Number of membership associations per 10,000 population. The 2023 County Health Rankings used data from 2020 for this measure.
Minimal contact with others and limited involvement in community life are associated with increased morbidity and early mortality.1,2 Research suggests that the magnitude of risk associated with social isolation is similar to the risk of cigarette smoking.3 Furthermore, social support networks have been identified as powerful predictors of health behaviors, suggesting that individuals without a strong social network are less likely to make healthy lifestyle choices than individuals with a strong network. A study found that people living in areas with high levels of social trust are less likely to rate their health status as fair or poor than people living in areas with low levels of social trust.4 Researchers have argued that social trust is enhanced when people belong to voluntary groups and organizations because people who belong to such groups tend to trust others who belong to the same group.5
Data and methods
County Business Patterns
County Business Patterns provides data on the total number of establishments, number of establishments by nine employment-size classes by detailed industry, mid-March employment, and first quarter and annual payroll for all counties in the United States and the District of Columbia.
Key Measure Methods
Social Associations is a rate
Social Associations measures the number of membership associations per 10,000 population. Rates measure the number of events in a given time period (generally one or more years) divided by the average number of people at risk during that period. Rates help us compare health data across counties with different population sizes.
Data and business codes are self-reported by businesses in a county. This measure uses the primary business code of organizations, which in some cases may not align with common understanding of a civic organization.
There is not currently a reliable, national source of data for measuring social or community support at the local level. This measure does not account for important social connections offered via family support structures, informal networks, or community service organizations, all of which are important to consider when understanding the amount of social support available within a county. It also does not account for perceived support. For instance, an individual can be a member of numerous social associations, but feel they receive no social support from those organizations.
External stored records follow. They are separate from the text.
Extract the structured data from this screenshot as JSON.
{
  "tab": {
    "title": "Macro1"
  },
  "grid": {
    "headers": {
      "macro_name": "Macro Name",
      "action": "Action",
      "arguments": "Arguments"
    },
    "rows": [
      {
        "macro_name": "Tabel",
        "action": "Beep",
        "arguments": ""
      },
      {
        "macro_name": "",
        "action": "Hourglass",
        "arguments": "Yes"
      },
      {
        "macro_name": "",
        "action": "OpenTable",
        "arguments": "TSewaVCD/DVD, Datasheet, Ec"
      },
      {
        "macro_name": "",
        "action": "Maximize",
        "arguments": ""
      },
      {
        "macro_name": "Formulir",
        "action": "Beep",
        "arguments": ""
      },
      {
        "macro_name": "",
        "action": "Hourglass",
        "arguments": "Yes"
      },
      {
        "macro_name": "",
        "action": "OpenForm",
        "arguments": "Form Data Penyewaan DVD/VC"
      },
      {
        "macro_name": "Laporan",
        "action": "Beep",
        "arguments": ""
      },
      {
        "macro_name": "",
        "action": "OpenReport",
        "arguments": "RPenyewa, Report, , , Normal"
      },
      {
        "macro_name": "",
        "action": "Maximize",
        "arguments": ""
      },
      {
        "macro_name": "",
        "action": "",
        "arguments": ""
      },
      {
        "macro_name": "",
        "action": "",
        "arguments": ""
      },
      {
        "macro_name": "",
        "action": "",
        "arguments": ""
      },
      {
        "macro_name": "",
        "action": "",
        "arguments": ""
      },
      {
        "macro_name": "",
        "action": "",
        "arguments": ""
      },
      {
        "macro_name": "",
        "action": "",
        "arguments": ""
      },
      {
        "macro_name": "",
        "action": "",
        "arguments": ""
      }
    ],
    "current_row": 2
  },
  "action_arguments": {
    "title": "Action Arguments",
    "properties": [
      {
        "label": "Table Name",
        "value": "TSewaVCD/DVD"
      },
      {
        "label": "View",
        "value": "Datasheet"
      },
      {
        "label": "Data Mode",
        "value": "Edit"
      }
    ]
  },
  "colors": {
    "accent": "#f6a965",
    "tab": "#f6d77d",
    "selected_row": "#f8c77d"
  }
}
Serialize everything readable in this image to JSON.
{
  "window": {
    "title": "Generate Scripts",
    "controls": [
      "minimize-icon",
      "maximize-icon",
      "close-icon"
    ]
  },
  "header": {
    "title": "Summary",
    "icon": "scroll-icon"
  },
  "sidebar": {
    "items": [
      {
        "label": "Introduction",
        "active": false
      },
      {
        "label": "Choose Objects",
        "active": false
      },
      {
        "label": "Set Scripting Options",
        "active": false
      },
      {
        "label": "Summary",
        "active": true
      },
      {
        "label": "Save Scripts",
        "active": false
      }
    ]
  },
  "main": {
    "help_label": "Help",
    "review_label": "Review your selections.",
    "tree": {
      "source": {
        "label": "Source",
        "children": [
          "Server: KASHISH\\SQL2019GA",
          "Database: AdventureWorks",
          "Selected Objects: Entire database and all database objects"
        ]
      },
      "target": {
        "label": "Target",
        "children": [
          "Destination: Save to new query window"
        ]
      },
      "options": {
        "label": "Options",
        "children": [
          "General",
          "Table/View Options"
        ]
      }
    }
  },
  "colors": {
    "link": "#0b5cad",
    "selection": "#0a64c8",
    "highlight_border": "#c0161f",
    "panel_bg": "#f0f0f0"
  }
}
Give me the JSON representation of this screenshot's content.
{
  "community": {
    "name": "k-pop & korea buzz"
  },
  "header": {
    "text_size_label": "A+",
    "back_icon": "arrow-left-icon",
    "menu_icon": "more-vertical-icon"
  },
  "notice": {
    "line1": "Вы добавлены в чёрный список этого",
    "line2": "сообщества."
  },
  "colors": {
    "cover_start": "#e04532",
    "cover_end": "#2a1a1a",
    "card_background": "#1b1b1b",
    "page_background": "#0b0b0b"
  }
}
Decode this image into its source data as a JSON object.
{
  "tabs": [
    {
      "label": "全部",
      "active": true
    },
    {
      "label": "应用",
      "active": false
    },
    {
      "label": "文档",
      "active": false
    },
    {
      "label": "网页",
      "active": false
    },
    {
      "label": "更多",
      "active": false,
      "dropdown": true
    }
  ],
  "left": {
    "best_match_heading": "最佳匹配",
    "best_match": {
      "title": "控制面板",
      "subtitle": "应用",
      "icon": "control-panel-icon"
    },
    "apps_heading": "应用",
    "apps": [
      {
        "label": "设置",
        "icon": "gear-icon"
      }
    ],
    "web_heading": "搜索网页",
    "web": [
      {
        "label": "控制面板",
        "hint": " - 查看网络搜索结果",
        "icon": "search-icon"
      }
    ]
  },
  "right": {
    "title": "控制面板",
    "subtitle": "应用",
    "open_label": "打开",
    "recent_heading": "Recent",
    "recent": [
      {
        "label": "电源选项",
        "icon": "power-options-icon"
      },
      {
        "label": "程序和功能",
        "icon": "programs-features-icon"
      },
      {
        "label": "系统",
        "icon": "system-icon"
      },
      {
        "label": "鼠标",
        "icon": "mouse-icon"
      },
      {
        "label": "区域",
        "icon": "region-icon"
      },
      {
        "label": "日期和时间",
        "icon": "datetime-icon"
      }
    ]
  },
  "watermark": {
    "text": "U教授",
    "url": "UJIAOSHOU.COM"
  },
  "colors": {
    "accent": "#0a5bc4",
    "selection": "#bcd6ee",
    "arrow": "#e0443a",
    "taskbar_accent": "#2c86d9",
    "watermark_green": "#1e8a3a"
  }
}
The numerator is the total number of membership associations in a county. The membership organizations (NAICS code) in this measure include civic organizations (813410), bowling centers (713950), golf clubs (713910), fitness centers (713940), sports organizations (711211), religious organizations (813110), political organizations (813940), labor organizations (813930), business organizations (813910), and professional organizations (813920).
The denominator is the total resident population of a county.
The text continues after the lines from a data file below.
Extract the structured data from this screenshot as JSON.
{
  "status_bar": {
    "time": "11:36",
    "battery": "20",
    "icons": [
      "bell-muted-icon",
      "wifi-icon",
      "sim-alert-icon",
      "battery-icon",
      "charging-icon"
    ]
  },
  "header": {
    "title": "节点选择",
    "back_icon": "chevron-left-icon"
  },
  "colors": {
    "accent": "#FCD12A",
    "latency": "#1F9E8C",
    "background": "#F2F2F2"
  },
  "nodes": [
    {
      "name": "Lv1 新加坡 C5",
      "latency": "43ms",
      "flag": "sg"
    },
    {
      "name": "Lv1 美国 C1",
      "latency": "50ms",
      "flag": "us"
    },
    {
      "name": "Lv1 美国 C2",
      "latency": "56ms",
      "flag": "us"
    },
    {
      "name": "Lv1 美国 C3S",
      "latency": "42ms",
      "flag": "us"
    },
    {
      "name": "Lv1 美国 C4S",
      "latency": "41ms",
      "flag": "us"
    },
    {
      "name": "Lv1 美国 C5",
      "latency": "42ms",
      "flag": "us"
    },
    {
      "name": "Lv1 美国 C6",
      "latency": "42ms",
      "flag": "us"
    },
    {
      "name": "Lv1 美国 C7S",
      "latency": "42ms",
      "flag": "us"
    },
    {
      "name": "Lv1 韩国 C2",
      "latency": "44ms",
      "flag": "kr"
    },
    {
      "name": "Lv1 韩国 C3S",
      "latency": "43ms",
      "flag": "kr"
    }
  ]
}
Can This Measure Be Used to Track Progress
This measure can be used to measure progress with some caveats. In understanding and tracking progress in social support in a community, social associations as a measure is incomplete and simply one piece of the whole picture, as described in the limitations above.
Finding More Data
Disaggregation means breaking data down into smaller, meaningful subgroups. Disaggregated data are often broken down by characteristics of people or where they live. Disaggregated data can reveal inequalities that are otherwise hidden. These data can be disaggregated by:
- Subcounty Area
Data from County Business Patterns can be accessed at the ZIP code level.
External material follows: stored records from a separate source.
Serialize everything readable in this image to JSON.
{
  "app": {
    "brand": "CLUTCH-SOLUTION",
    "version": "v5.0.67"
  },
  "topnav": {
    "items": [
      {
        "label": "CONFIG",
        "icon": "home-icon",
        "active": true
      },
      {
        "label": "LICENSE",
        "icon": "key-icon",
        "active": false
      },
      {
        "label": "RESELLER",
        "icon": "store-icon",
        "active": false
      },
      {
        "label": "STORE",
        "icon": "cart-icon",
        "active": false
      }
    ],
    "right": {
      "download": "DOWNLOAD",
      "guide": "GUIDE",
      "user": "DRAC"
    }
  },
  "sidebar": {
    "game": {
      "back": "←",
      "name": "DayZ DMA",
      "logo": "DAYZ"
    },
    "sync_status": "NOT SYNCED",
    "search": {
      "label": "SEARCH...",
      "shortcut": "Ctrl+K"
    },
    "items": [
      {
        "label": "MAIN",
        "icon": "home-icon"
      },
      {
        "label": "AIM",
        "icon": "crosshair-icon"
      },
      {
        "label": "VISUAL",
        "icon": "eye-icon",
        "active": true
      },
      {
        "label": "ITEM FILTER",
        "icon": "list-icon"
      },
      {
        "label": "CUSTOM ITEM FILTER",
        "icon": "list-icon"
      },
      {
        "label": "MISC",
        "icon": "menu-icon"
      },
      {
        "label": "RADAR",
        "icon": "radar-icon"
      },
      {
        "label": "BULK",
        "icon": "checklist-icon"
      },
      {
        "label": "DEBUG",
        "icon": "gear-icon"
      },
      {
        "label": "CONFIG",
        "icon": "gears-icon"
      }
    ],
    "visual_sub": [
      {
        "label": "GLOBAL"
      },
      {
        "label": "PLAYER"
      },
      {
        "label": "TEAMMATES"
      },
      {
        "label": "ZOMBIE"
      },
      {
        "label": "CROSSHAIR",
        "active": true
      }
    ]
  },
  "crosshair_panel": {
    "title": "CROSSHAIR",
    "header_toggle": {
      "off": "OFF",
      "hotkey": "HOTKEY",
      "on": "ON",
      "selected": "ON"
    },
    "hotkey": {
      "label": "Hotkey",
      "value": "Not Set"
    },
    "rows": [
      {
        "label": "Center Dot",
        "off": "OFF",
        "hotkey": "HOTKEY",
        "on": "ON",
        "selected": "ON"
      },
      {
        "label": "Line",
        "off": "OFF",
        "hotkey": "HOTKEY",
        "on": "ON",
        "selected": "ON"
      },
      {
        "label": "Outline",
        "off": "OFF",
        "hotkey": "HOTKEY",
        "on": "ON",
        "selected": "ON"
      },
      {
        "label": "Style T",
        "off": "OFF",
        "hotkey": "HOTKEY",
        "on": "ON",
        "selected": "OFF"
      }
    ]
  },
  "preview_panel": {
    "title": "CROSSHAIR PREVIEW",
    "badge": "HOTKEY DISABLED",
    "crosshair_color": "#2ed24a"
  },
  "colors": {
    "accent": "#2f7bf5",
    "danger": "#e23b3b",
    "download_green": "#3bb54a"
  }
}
1 House JS, Landis KR, Umberson D. Social relationships and health. Science. 1988 Jul 29; 241(4865):540-5.
2 Berkman LF, Syme SL. Social networks, host resistance, and mortality: a nine-year follow-up study of Alameda County residents. American Journal of Epidemiology. 1979 Feb; 109(2):186-204.
3 House JS. Social isolation kills, but how and why? Psychosomatic Medicine. 2001; 63:273-274.
4 Kawachi IK, Bruce P, Glass R. Social capital and self-rated health: A contextual analysis. American Journal of Public Health. 1999; 89:1187-1193.
5 Rupasingha A, Goetz SJ, Freshwater D. The production of social capital in US counties. The Journal of Socioeconomics. 2006; 35(1):83-101.